There is a very large class of people that own 65/66 Mustangs that, as far as I can tell, anyway, have been, for the most part, ignored entirely. They don't really want that 100 pt. show car that is so nice and was soooo expensive that they're afraid to drive it, they also don't want to make their car capable of achieving warp factor three. They just want this car that they dearly love to be able to cruise around smoothly and reliably, without having it dump them out on the side of the road or have it start making weird noises or belching out big clouds of funky-smelling smoke. And I think, truth be told, that this is by far the largest class of Mustang owners. They take their car to some technician when what they actually need is a mechanic, and this, frequently, does not work out very well at all for the owner. They don't want to re-engineer the entire car, they just want someone to fix what broke. These are the people that I am trying help out with this blog. Some problems require a little bit of back and forth, as in, "Try this." "I tried that and it didn't change anything."
" Oh. well, you probably need to try that." " I tried that and it helped, but it still isn't quite right." "Now you need to try this...." If you go to http://www.allfordmustangs.com/ and then go to the classics forums, you will be able to do that with a pretty hefty gathering of some very knowledgeable people that also happen to be very friendly. None of that ridiculous one-upmanship, no flaming or abuse, none of that stuff. Just good, solid advice from people that know what they are talking about.

Friday, December 25, 2015

Seasons Greetings

Hi, everybody. I just wanted to wish everybody a happy holiday season. No matter which holidays you might observe, most folks have one at this time every year. I hope the holidays find you and yours happy, safe and prosperous.

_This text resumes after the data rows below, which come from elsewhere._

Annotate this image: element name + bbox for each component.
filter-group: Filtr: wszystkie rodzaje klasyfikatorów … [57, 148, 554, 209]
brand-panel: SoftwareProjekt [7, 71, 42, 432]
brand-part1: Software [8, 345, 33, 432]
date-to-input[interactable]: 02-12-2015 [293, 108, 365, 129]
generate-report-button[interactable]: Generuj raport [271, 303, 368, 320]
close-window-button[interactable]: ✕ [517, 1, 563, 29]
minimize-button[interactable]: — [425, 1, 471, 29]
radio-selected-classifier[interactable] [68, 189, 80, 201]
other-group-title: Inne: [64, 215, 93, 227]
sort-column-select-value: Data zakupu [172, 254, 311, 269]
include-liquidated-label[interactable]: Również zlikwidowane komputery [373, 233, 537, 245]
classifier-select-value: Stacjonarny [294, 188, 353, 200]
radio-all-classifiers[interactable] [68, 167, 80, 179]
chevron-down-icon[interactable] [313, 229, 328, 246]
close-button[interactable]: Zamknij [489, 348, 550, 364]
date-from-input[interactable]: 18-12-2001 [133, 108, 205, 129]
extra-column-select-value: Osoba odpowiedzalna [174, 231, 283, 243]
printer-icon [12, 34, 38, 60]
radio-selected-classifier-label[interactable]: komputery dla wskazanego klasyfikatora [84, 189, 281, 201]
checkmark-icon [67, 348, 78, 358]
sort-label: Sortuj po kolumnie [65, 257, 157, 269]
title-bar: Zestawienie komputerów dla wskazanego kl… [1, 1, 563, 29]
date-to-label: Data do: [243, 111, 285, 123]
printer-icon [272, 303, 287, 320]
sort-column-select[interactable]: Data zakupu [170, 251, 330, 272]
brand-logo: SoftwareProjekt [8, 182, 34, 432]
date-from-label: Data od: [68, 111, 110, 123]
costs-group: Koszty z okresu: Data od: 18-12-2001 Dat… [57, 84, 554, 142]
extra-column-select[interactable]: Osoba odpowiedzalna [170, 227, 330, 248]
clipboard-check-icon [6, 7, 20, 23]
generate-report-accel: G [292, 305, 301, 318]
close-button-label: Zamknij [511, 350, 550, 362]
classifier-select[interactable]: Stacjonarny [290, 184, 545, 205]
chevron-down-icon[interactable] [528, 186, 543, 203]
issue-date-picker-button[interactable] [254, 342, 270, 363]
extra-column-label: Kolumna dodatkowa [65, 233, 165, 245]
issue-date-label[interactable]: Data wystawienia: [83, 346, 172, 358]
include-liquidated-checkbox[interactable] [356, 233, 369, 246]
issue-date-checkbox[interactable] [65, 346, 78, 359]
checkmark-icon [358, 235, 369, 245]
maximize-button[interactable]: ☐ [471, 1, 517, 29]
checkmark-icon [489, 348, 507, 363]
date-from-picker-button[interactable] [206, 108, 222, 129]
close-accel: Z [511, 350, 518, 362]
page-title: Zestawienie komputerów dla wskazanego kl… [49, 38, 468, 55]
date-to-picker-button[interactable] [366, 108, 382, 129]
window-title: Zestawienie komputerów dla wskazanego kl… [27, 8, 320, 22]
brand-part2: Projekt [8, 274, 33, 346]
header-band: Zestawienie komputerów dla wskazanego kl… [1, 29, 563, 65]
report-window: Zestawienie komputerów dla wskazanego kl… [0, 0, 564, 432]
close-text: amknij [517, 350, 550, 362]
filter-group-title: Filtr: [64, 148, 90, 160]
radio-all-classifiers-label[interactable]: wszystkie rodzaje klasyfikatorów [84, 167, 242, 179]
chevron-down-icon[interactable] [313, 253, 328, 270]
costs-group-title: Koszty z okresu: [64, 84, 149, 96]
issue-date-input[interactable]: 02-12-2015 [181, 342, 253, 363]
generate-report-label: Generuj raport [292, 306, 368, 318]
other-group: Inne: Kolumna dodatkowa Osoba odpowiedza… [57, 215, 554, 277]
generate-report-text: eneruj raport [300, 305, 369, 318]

Tuesday, December 15, 2015

Must-have tools/ various useful things

One thing that is useful and doesn't typically come with a lot of the sets is a 15/16 socket. That is the socket that you need to remove that big nut that holds the steering wheel on. It is also needed to remove the trunk lock stuff from the trunk lid. And, that is the one that need for that big bolt in the middle of the crank pulley. That bolt is what holds the harmonic balancer on, and, sometimes you need to turn the motor by hand (with a wrench) and that is the bolt that you turn the motor with. A very useful item.

It is also good to have a couple of heavy paper clips sitting around. You need one to remove the lock cylinder from the ignition switch, which has to come out before you can replace the switch. It is also the tool of choice to remove the clips that hold the window crank and door release handle on if you have an earlier 65 or a 64 1/2. It is also useful as a brake light switch by-passer if you are checking your brake light switch. There are lots of things that a correctly configured paper clip does very well.

Monday, December 14, 2015

Must-have tools/ door panel remover

There are all sorts of things that can go wrong inside one of the doors, and fixing it requires removing the door panel. This thing is solid gold when the time comes to go inside the door of your car. You just stick it between the door and the door panel where the clips are, making sure that the clip is inside the inner fork of the tool, and squeeze. The clip pops right out without tearing up the door panel.

Must-have tools / Volt meter

A question that comes up on a fairly regular basis is "What tools will I need to work on my old Mustang, other than basic hand tools?" So, I'll start posting tools that I have found to be extremely useful, and, at the very top of that list is the volt meter. The electrical systems in these cars were extremely reliable when the cars were new, but, 50 years of "I don't care, just fix it" have caused these poor cars to experience all sorts of electrical weirdness. Plus, there is the simple fact that, after a few decades of reliable service, it is not strange for a component like a headlight switch, turn signal switch, etc... to fail. It is not even possible to over-emphasize how important a volt meter is for tracking down these types of 'issues'.

My volt meter would probably be considered kind of old-school, but, it would have been cutting edge back when these cars were new. I cut the probe ends off of the leads and put alligator clips in their place, which simplified things tremendously. This way, you can just clip the negative lead onto a good ground before you crawl up under the dash.